A new bill making its way through the state legislature would require that roads being built or redesigned using state dollars consider all users of the road, including pedestrians, bicyclists, people with disabilities, public transit and automobiles
Dubbed the Complete Streets legislation, the bill has passed the State Senate and been referred to the Assembly for consideration.
The Complete Streets Act of 2009 has also been introduced in the United States Senate and House of Representatives. This legislation would ensure that federal transportation infrastructure investments provide safe travel for Americans whether they are driving, bicycling, walking or taking public transportation.
According to the National Highway Traffic Safety Administration (NHTSA), in 2007, a pedestrian was hit by a motorist and killed every 113 minutes (about one every two hours) - a total of 4,654 fatalities nationwide. Forty percent of these fatalities were people 50 years of age and older. In addition, NHTSA found that a pedestrian is injured by motorists every 8 minutes with over 70,000 pedestrians injured in 2007.
A national report titled Dangerous by Design issued in 2009, noted that New York State had the nation's third-highest pedestrian fatalities per 100,000 people aged 65 and older. The report also notes:
- 1 in 5 traffic deaths in New York State are pedestrians.
- 22.5 percent of total traffic deaths in New York State are pedestrians.
- The national average was 11.8 percent in 2007-2008.
- 31 percent of total traffic deaths in the NYC metropolitan area are pedestrians.
A new poll released by AARP in 2008 found that while many people age 50 and older are trying to move away from car transportation as a result of high gas prices, almost half (47 percent) of poll responders say they cannot cross the main roads safely.

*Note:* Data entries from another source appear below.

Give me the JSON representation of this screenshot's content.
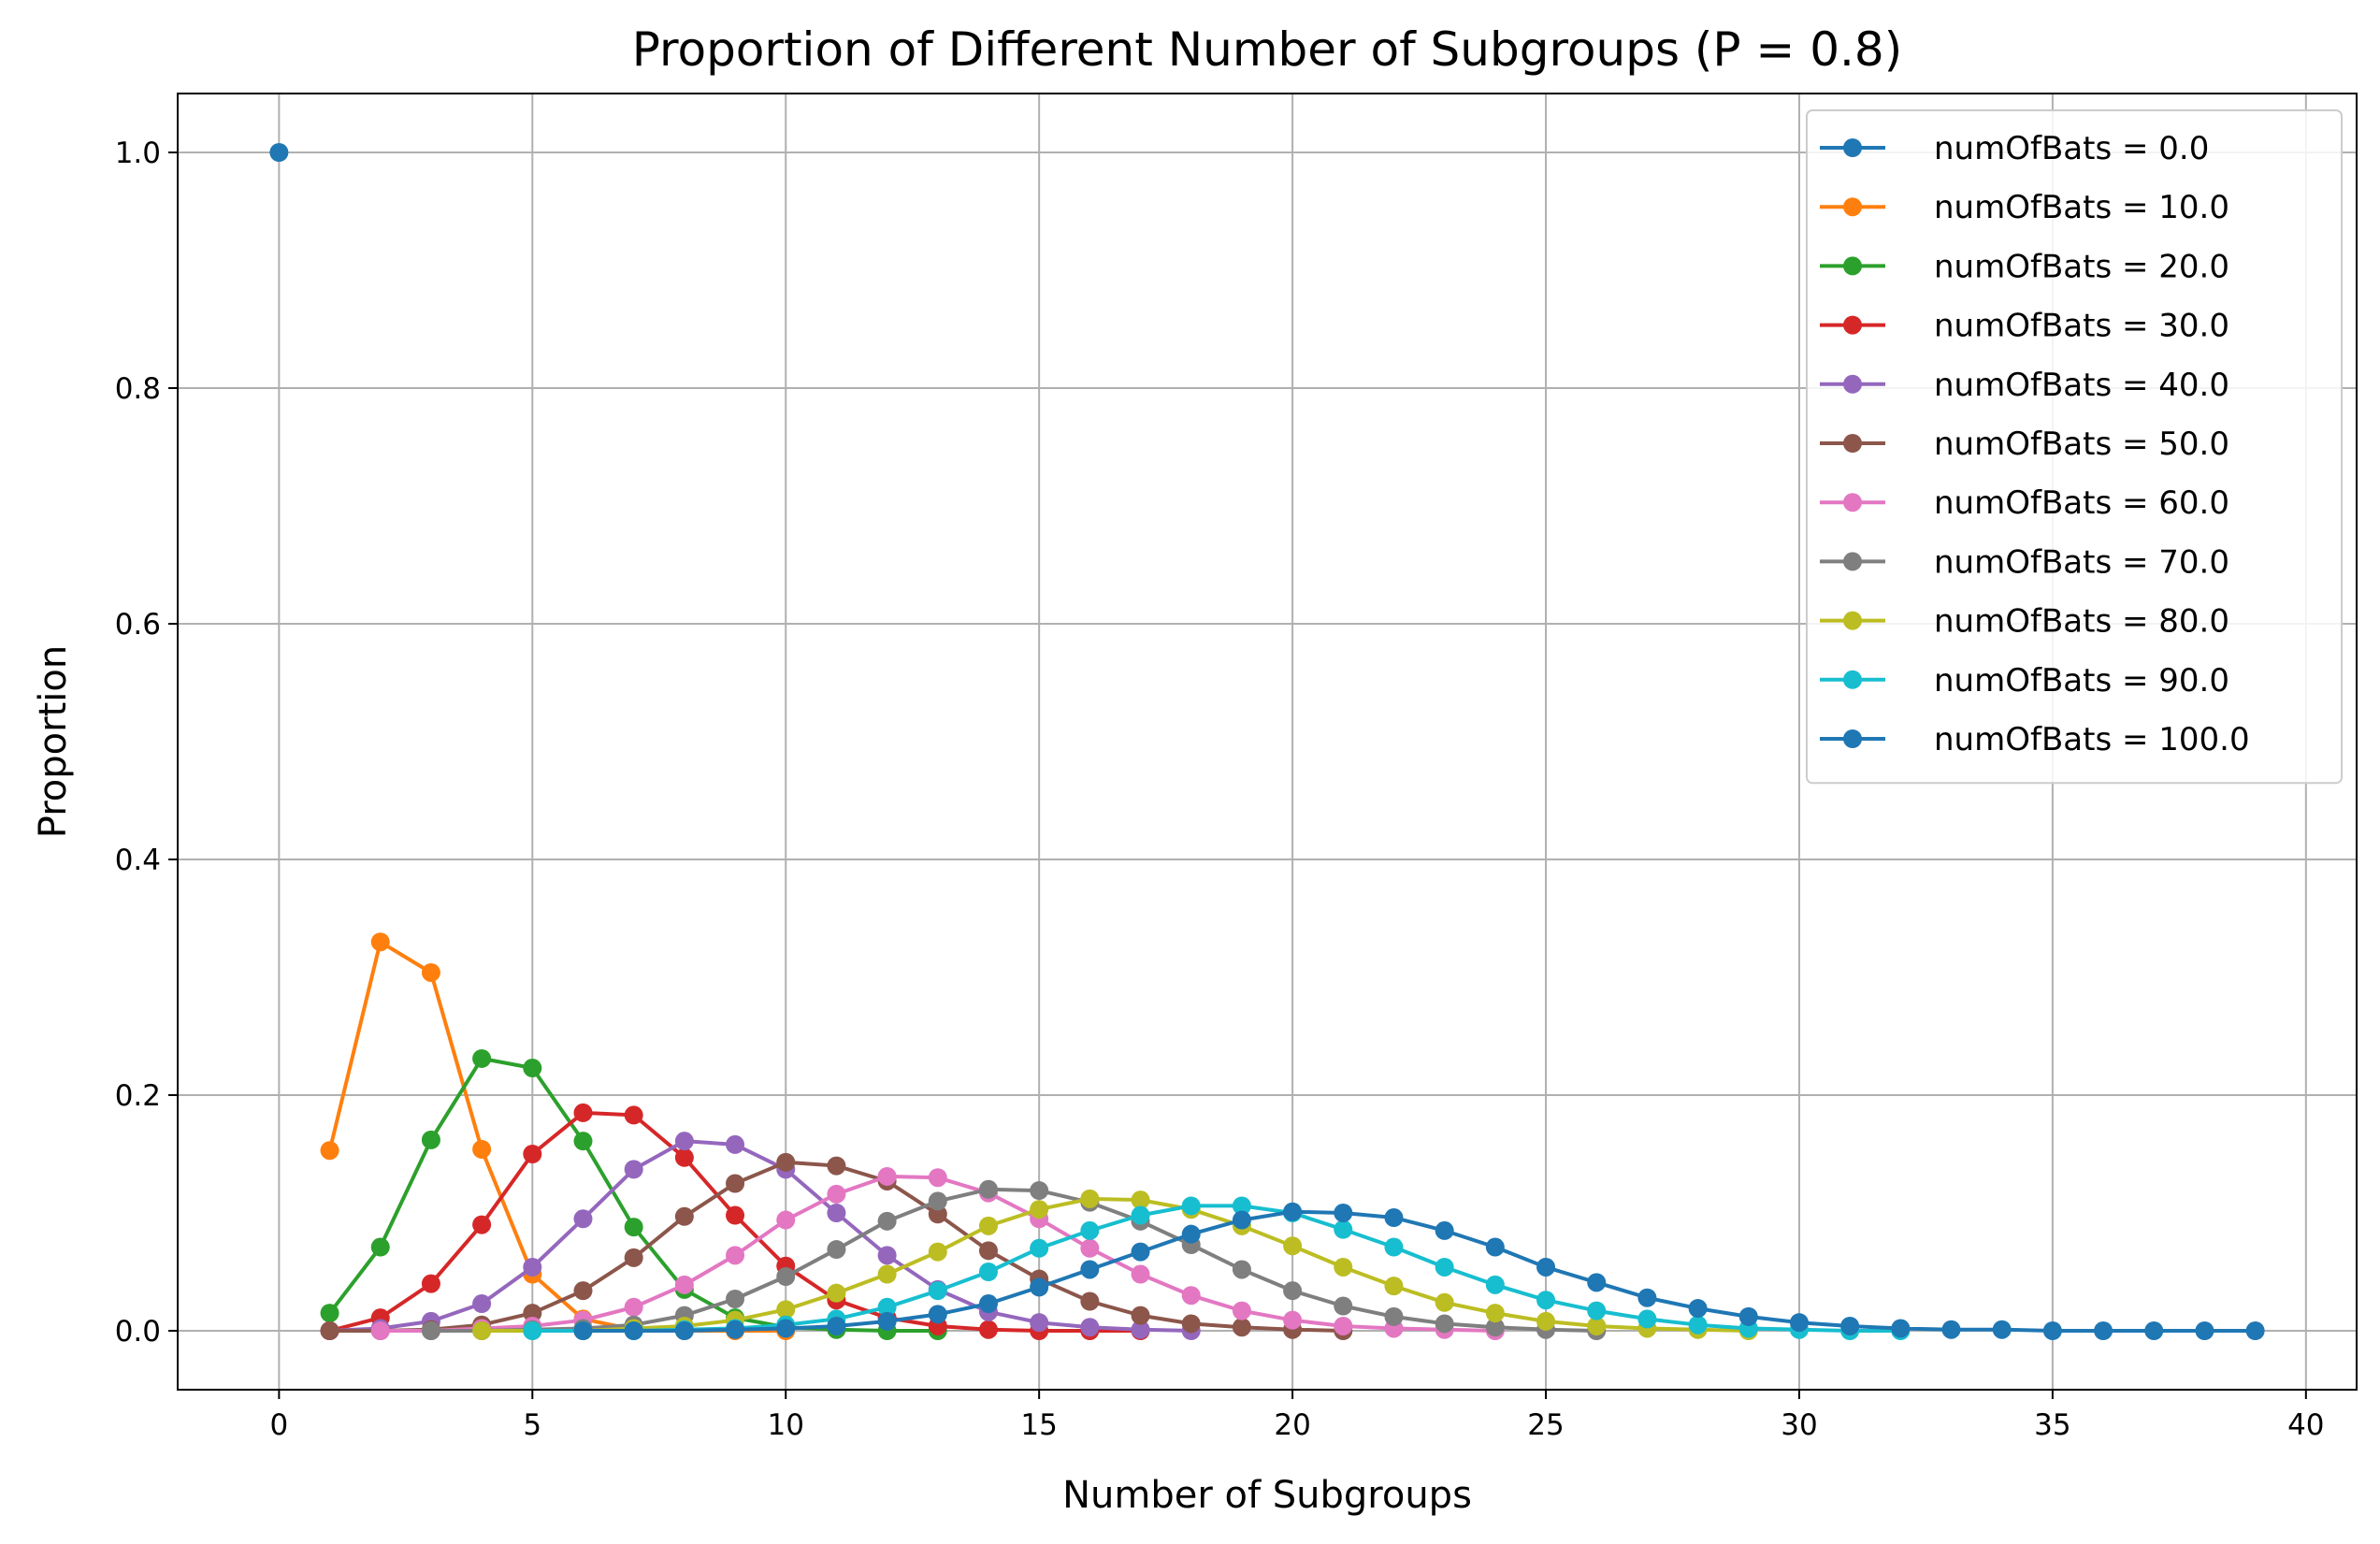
{
  "chart_data": {
    "type": "line",
    "title": "Proportion of Different Number of Subgroups (P = 0.8)",
    "xlabel": "Number of Subgroups",
    "ylabel": "Proportion",
    "xlim": [
      -2,
      41
    ],
    "ylim": [
      -0.05,
      1.05
    ],
    "xticks": [
      0,
      5,
      10,
      15,
      20,
      25,
      30,
      35,
      40
    ],
    "yticks": [
      0.0,
      0.2,
      0.4,
      0.6,
      0.8,
      1.0
    ],
    "xtick_labels": [
      "0",
      "5",
      "10",
      "15",
      "20",
      "25",
      "30",
      "35",
      "40"
    ],
    "ytick_labels": [
      "0.0",
      "0.2",
      "0.4",
      "0.6",
      "0.8",
      "1.0"
    ],
    "grid": true,
    "legend_position": "top-right",
    "series": [
      {
        "name": "numOfBats = 0.0",
        "color": "#1f77b4",
        "x": [
          0
        ],
        "y": [
          1.0
        ]
      },
      {
        "name": "numOfBats = 10.0",
        "color": "#ff7f0e",
        "x": [
          1,
          2,
          3,
          4,
          5,
          6,
          7,
          8,
          9,
          10
        ],
        "y": [
          0.153,
          0.33,
          0.304,
          0.154,
          0.048,
          0.01,
          0.001,
          0.0,
          0.0,
          0.0
        ]
      },
      {
        "name": "numOfBats = 20.0",
        "color": "#2ca02c",
        "x": [
          1,
          2,
          3,
          4,
          5,
          6,
          7,
          8,
          9,
          10,
          11,
          12,
          13
        ],
        "y": [
          0.015,
          0.071,
          0.162,
          0.231,
          0.223,
          0.161,
          0.088,
          0.035,
          0.011,
          0.003,
          0.001,
          0.0,
          0.0
        ]
      },
      {
        "name": "numOfBats = 30.0",
        "color": "#d62728",
        "x": [
          1,
          2,
          3,
          4,
          5,
          6,
          7,
          8,
          9,
          10,
          11,
          12,
          13,
          14,
          15,
          16,
          17
        ],
        "y": [
          0.0,
          0.011,
          0.04,
          0.09,
          0.15,
          0.185,
          0.183,
          0.147,
          0.098,
          0.055,
          0.026,
          0.011,
          0.004,
          0.001,
          0.0,
          0.0,
          0.0
        ]
      },
      {
        "name": "numOfBats = 40.0",
        "color": "#9467bd",
        "x": [
          1,
          2,
          3,
          4,
          5,
          6,
          7,
          8,
          9,
          10,
          11,
          12,
          13,
          14,
          15,
          16,
          17,
          18
        ],
        "y": [
          0.0,
          0.002,
          0.008,
          0.023,
          0.054,
          0.095,
          0.137,
          0.161,
          0.158,
          0.137,
          0.1,
          0.064,
          0.035,
          0.016,
          0.007,
          0.003,
          0.001,
          0.0
        ]
      },
      {
        "name": "numOfBats = 50.0",
        "color": "#8c564b",
        "x": [
          1,
          2,
          3,
          4,
          5,
          6,
          7,
          8,
          9,
          10,
          11,
          12,
          13,
          14,
          15,
          16,
          17,
          18,
          19,
          20,
          21
        ],
        "y": [
          0.0,
          0.0,
          0.001,
          0.005,
          0.015,
          0.034,
          0.062,
          0.097,
          0.125,
          0.143,
          0.14,
          0.127,
          0.099,
          0.068,
          0.044,
          0.025,
          0.013,
          0.006,
          0.003,
          0.001,
          0.0
        ]
      },
      {
        "name": "numOfBats = 60.0",
        "color": "#e377c2",
        "x": [
          2,
          3,
          4,
          5,
          6,
          7,
          8,
          9,
          10,
          11,
          12,
          13,
          14,
          15,
          16,
          17,
          18,
          19,
          20,
          21,
          22,
          23,
          24
        ],
        "y": [
          0.0,
          0.0,
          0.002,
          0.004,
          0.009,
          0.02,
          0.039,
          0.064,
          0.094,
          0.116,
          0.131,
          0.13,
          0.117,
          0.095,
          0.07,
          0.048,
          0.03,
          0.017,
          0.009,
          0.004,
          0.002,
          0.001,
          0.0
        ]
      },
      {
        "name": "numOfBats = 70.0",
        "color": "#7f7f7f",
        "x": [
          3,
          4,
          5,
          6,
          7,
          8,
          9,
          10,
          11,
          12,
          13,
          14,
          15,
          16,
          17,
          18,
          19,
          20,
          21,
          22,
          23,
          24,
          25,
          26
        ],
        "y": [
          0.0,
          0.0,
          0.001,
          0.002,
          0.005,
          0.013,
          0.027,
          0.046,
          0.069,
          0.093,
          0.11,
          0.12,
          0.119,
          0.109,
          0.093,
          0.073,
          0.052,
          0.034,
          0.021,
          0.012,
          0.006,
          0.003,
          0.001,
          0.0
        ]
      },
      {
        "name": "numOfBats = 80.0",
        "color": "#bcbd22",
        "x": [
          4,
          5,
          6,
          7,
          8,
          9,
          10,
          11,
          12,
          13,
          14,
          15,
          16,
          17,
          18,
          19,
          20,
          21,
          22,
          23,
          24,
          25,
          26,
          27,
          28,
          29
        ],
        "y": [
          0.0,
          0.0,
          0.0,
          0.002,
          0.004,
          0.009,
          0.018,
          0.032,
          0.048,
          0.067,
          0.089,
          0.103,
          0.112,
          0.111,
          0.103,
          0.089,
          0.072,
          0.054,
          0.038,
          0.024,
          0.015,
          0.008,
          0.004,
          0.002,
          0.001,
          0.0
        ]
      },
      {
        "name": "numOfBats = 90.0",
        "color": "#17becf",
        "x": [
          5,
          6,
          7,
          8,
          9,
          10,
          11,
          12,
          13,
          14,
          15,
          16,
          17,
          18,
          19,
          20,
          21,
          22,
          23,
          24,
          25,
          26,
          27,
          28,
          29,
          30,
          31,
          32
        ],
        "y": [
          0.0,
          0.0,
          0.0,
          0.001,
          0.002,
          0.005,
          0.01,
          0.02,
          0.034,
          0.05,
          0.07,
          0.085,
          0.098,
          0.106,
          0.106,
          0.1,
          0.086,
          0.071,
          0.054,
          0.039,
          0.026,
          0.017,
          0.01,
          0.005,
          0.002,
          0.001,
          0.0,
          0.0
        ]
      },
      {
        "name": "numOfBats = 100.0",
        "color": "#1f77b4",
        "x": [
          6,
          7,
          8,
          9,
          10,
          11,
          12,
          13,
          14,
          15,
          16,
          17,
          18,
          19,
          20,
          21,
          22,
          23,
          24,
          25,
          26,
          27,
          28,
          29,
          30,
          31,
          32,
          33,
          34,
          35,
          36,
          37,
          38,
          39
        ],
        "y": [
          0.0,
          0.0,
          0.0,
          0.001,
          0.002,
          0.004,
          0.008,
          0.014,
          0.023,
          0.037,
          0.052,
          0.067,
          0.082,
          0.094,
          0.101,
          0.1,
          0.096,
          0.085,
          0.071,
          0.054,
          0.041,
          0.028,
          0.019,
          0.012,
          0.007,
          0.004,
          0.002,
          0.001,
          0.001,
          0.0,
          0.0,
          0.0,
          0.0,
          0.0
        ]
      }
    ]
  }
}
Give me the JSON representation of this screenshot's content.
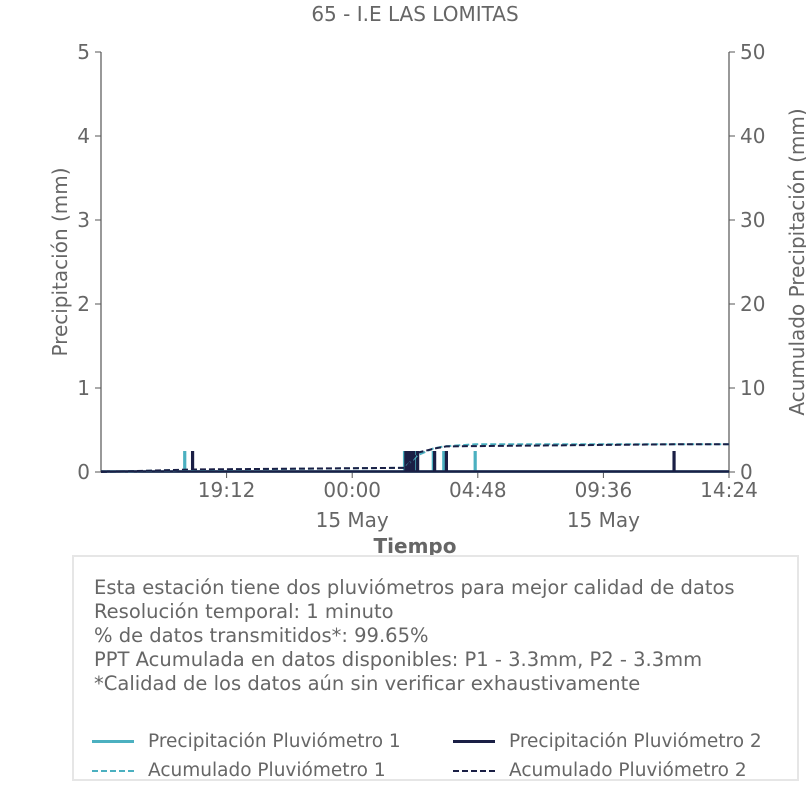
{
  "colors": {
    "text": "#666666",
    "axis": "#555555",
    "p1": "#4bb0c0",
    "p2": "#1a1f45",
    "box_border": "#e6e6e6"
  },
  "chart_data": {
    "type": "bar",
    "title": "65 - I.E LAS LOMITAS",
    "xlabel": "Tiempo",
    "ylabel": "Precipitación (mm)",
    "y2label": "Acumulado Precipitación (mm)",
    "xlim": [
      "14 May 14:24",
      "15 May 14:24"
    ],
    "ylim": [
      0,
      5
    ],
    "y2lim": [
      0,
      50
    ],
    "yticks": [
      "0",
      "1",
      "2",
      "3",
      "4",
      "5"
    ],
    "y2ticks": [
      "0",
      "10",
      "20",
      "30",
      "40",
      "50"
    ],
    "xticks": [
      {
        "hour": 4.8,
        "label": "19:12",
        "sublabel": ""
      },
      {
        "hour": 9.6,
        "label": "00:00",
        "sublabel": "15 May"
      },
      {
        "hour": 14.4,
        "label": "04:48",
        "sublabel": ""
      },
      {
        "hour": 19.2,
        "label": "09:36",
        "sublabel": "15 May"
      },
      {
        "hour": 24.0,
        "label": "14:24",
        "sublabel": ""
      }
    ],
    "grid": false,
    "x_unit": "hours after 14 May 14:24",
    "series": [
      {
        "name": "Precipitación Pluviómetro 1",
        "axis": "left",
        "style": "bars",
        "points": [
          {
            "x": 3.2,
            "y": 0.25
          },
          {
            "x": 11.6,
            "y": 0.25
          },
          {
            "x": 11.7,
            "y": 0.25
          },
          {
            "x": 11.8,
            "y": 0.25
          },
          {
            "x": 11.9,
            "y": 0.25
          },
          {
            "x": 12.05,
            "y": 0.25
          },
          {
            "x": 12.7,
            "y": 0.25
          },
          {
            "x": 13.1,
            "y": 0.25
          },
          {
            "x": 14.3,
            "y": 0.25
          }
        ]
      },
      {
        "name": "Precipitación Pluviómetro 2",
        "axis": "left",
        "style": "bars",
        "points": [
          {
            "x": 3.5,
            "y": 0.25
          },
          {
            "x": 11.65,
            "y": 0.25
          },
          {
            "x": 11.75,
            "y": 0.25
          },
          {
            "x": 11.85,
            "y": 0.25
          },
          {
            "x": 11.95,
            "y": 0.25
          },
          {
            "x": 12.1,
            "y": 0.25
          },
          {
            "x": 12.75,
            "y": 0.25
          },
          {
            "x": 13.2,
            "y": 0.25
          },
          {
            "x": 21.9,
            "y": 0.25
          }
        ]
      },
      {
        "name": "Acumulado Pluviómetro 1",
        "axis": "right",
        "style": "dashed-step",
        "points": [
          {
            "x": 0,
            "y": 0
          },
          {
            "x": 3.2,
            "y": 0.25
          },
          {
            "x": 11.6,
            "y": 0.5
          },
          {
            "x": 12.1,
            "y": 2.0
          },
          {
            "x": 12.7,
            "y": 2.8
          },
          {
            "x": 13.1,
            "y": 3.05
          },
          {
            "x": 14.3,
            "y": 3.3
          },
          {
            "x": 21.9,
            "y": 3.3
          },
          {
            "x": 24.0,
            "y": 3.3
          }
        ]
      },
      {
        "name": "Acumulado Pluviómetro 2",
        "axis": "right",
        "style": "dashed-step",
        "points": [
          {
            "x": 0,
            "y": 0
          },
          {
            "x": 3.5,
            "y": 0.3
          },
          {
            "x": 11.65,
            "y": 0.5
          },
          {
            "x": 12.1,
            "y": 2.3
          },
          {
            "x": 12.75,
            "y": 2.8
          },
          {
            "x": 13.2,
            "y": 3.05
          },
          {
            "x": 21.9,
            "y": 3.3
          },
          {
            "x": 24.0,
            "y": 3.3
          }
        ]
      }
    ]
  },
  "info": {
    "lines": [
      "Esta estación tiene dos pluviómetros para mejor calidad de datos",
      "Resolución temporal: 1 minuto",
      "% de datos transmitidos*: 99.65%",
      "PPT Acumulada en datos disponibles: P1 - 3.3mm, P2 - 3.3mm",
      "*Calidad de los datos aún sin verificar exhaustivamente"
    ]
  },
  "legend": {
    "items": [
      {
        "label": "Precipitación Pluviómetro 1",
        "color": "#4bb0c0",
        "style": "solid"
      },
      {
        "label": "Precipitación Pluviómetro 2",
        "color": "#1a1f45",
        "style": "solid"
      },
      {
        "label": "Acumulado Pluviómetro 1",
        "color": "#4bb0c0",
        "style": "dashed"
      },
      {
        "label": "Acumulado Pluviómetro 2",
        "color": "#1a1f45",
        "style": "dashed"
      }
    ]
  }
}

A Federal Highway Administration safety review found that streets designed with sidewalks, raised medians, better bus stop placement, traffic-calming measures, and treatments for disabled travelers improve pedestrian safety.
Some features, such as medians, improve safety for all users because they enable pedestrians to cross busy roads in two stages, reduce left-turning motorist crashes to zero, and improve bicycle safety.
It can improve health, as well. One study found that 43 percent of the people with safe places to walk within 10 minutes of their home met recommended activity levels. Among individuals without a safe place to walk, just 27 percent were active enough.
The potential to reduce carbon emissions by shifting trips to lower-carbon modes is also undeniable. The 2001 National Household Transportation Survey found 50 percent of all trips in metropolitan areas are three miles or less and 28 percent of all metropolitan trips are one mile or less - distances easy to walk, bike, or hop a bus or train.
Yet 650 of the shortest trips are now made by automobile, in part because of incomplete streets that make it dangerous or unpleasant for other modes of travel. Complete Streets would help convert many of these short automobile trips to multi-modal travel. Simply increasing bicycling from 1 to 1.5 percent of all trips in the U.S. would save 462 million gallons of gasoline each year.
Bill Ferris, legislative representative for AARP, a lead advocate for the legislation, said getting the Complete Streets legislation adopted this session is a priority for his organization.
“We firmly believe our roads need to be designed for all users, not just automobiles,” he said.